Deploy with confidence using proper configuration, authentication, drift detection, and audit logging.

mxcp-site.yml
profiles:
development:
duckdb:
path: dev.duckdb
drift:
path: drift/drift-dev.json
audit:
enabled: false
production:
duckdb:
path: /data/production.duckdb
readonly: true
drift:
path: drift/drift-production.json
audit:
enabled: true
path: /var/log/mxcp/audit.jsonl

Authentication is configured separately in ~/.mxcp/config.yml:

~/.mxcp/config.yml
projects:
my-project:
profiles:
production:
auth:
provider: github
github:
client_id: your_client_id
client_secret: your_client_secret

Use drift detection to track schema and endpoint changes:

Terminal window
# Create baseline
mxcp drift-snapshot --profile production
# Monitor for changes
mxcp drift-check --profile production
# Analyze performance
mxcp log --since 1h --export-duckdb performance.db
  • Model your data properly with dbt
  • Create materialized views for performance
  • Test data quality at the source
  • Document your data model
  • Define types and contracts first
  • Plan security policies upfront
  • Consider performance implications
  • Design for testability
  • SQL for data queries and aggregations
  • Python for business logic and integrations
  • dbt for data transformations
  • DuckDB for local caching

For existing projects:

  1. Assess Current State

    • Inventory existing endpoints
    • Identify data sources
    • Review security requirements
  2. Implement Data Layer

    • Create dbt models for core data
    • Add data quality tests
    • Build materialized views
  3. Refactor Endpoints

    • Add proper types
    • Implement policies
    • Add comprehensive tests
  4. Deploy Gradually

    • Start with read-only endpoints
    • Add monitoring
    • Expand to write operations

MXCP provides more than just SQL and Python support - it offers a complete methodology for building production-ready MCP servers.
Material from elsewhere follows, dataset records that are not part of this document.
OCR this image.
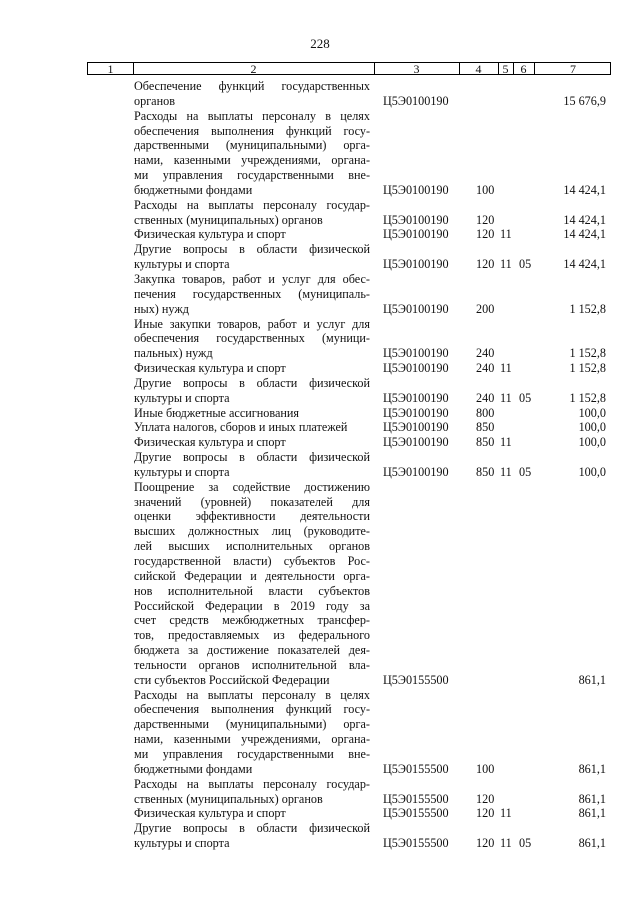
228
1	2	3	4	5	6	7
Обеспечение функций государственных
органов	Ц5Э0100190	15 676,9
Расходы на выплаты персоналу в целях
обеспечения выполнения функций госу-
дарственными (муниципальными) орга-
нами, казенными учреждениями, органа-
ми управления государственными вне-
бюджетными фондами	Ц5Э0100190 100	14 424,1
Расходы на выплаты персоналу государ-
ственных (муниципальных) органов	Ц5Э0100190 120	14 424,1
Физическая культура и спорт	Ц5Э0100190 120 11	14 424,1
Другие вопросы в области физической
культуры и спорта	Ц5Э0100190 120 11 05	14 424,1
Закупка товаров, работ и услуг для обес-
печения государственных (муниципаль-
ных) нужд	Ц5Э0100190 200	1 152,8
Иные закупки товаров, работ и услуг для
обеспечения государственных (муници-
пальных) нужд	Ц5Э0100190 240	1 152,8
Физическая культура и спорт	Ц5Э0100190 240 11	1 152,8
Другие вопросы в области физической
культуры и спорта	Ц5Э0100190 240 11 05	1 152,8
Иные бюджетные ассигнования	Ц5Э0100190 800	100,0
Уплата налогов, сборов и иных платежей	Ц5Э0100190 850	100,0
Физическая культура и спорт	Ц5Э0100190 850 11	100,0
Другие вопросы в области физической
культуры и спорта	Ц5Э0100190 850 11 05	100,0
Поощрение за содействие достижению
значений (уровней) показателей для
оценки эффективности деятельности
высших должностных лиц (руководите-
лей высших исполнительных органов
государственной власти) субъектов Рос-
сийской Федерации и деятельности орга-
нов исполнительной власти субъектов
Российской Федерации в 2019 году за
счет средств межбюджетных трансфер-
тов, предоставляемых из федерального
бюджета за достижение показателей дея-
тельности органов исполнительной вла-
сти субъектов Российской Федерации	Ц5Э0155500	861,1
Расходы на выплаты персоналу в целях
обеспечения выполнения функций госу-
дарственными (муниципальными) орга-
нами, казенными учреждениями, органа-
ми управления государственными вне-
бюджетными фондами	Ц5Э0155500 100	861,1
Расходы на выплаты персоналу государ-
ственных (муниципальных) органов	Ц5Э0155500 120	861,1
Физическая культура и спорт	Ц5Э0155500 120 11	861,1
Другие вопросы в области физической
культуры и спорта	Ц5Э0155500 120 11 05	861,1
By following this structured approach, you create AI tools that are:

  • Reliable - Tested and validated at every level
  • Secure - Protected by policies and audit trails
  • Performant - Optimized with proper data modeling
  • Maintainable - Clear contracts and documentation
  • Scalable - From prototype to production

The difference between a hobbyist MCP server and a production system isn’t the language you choose - it’s the methodology you follow.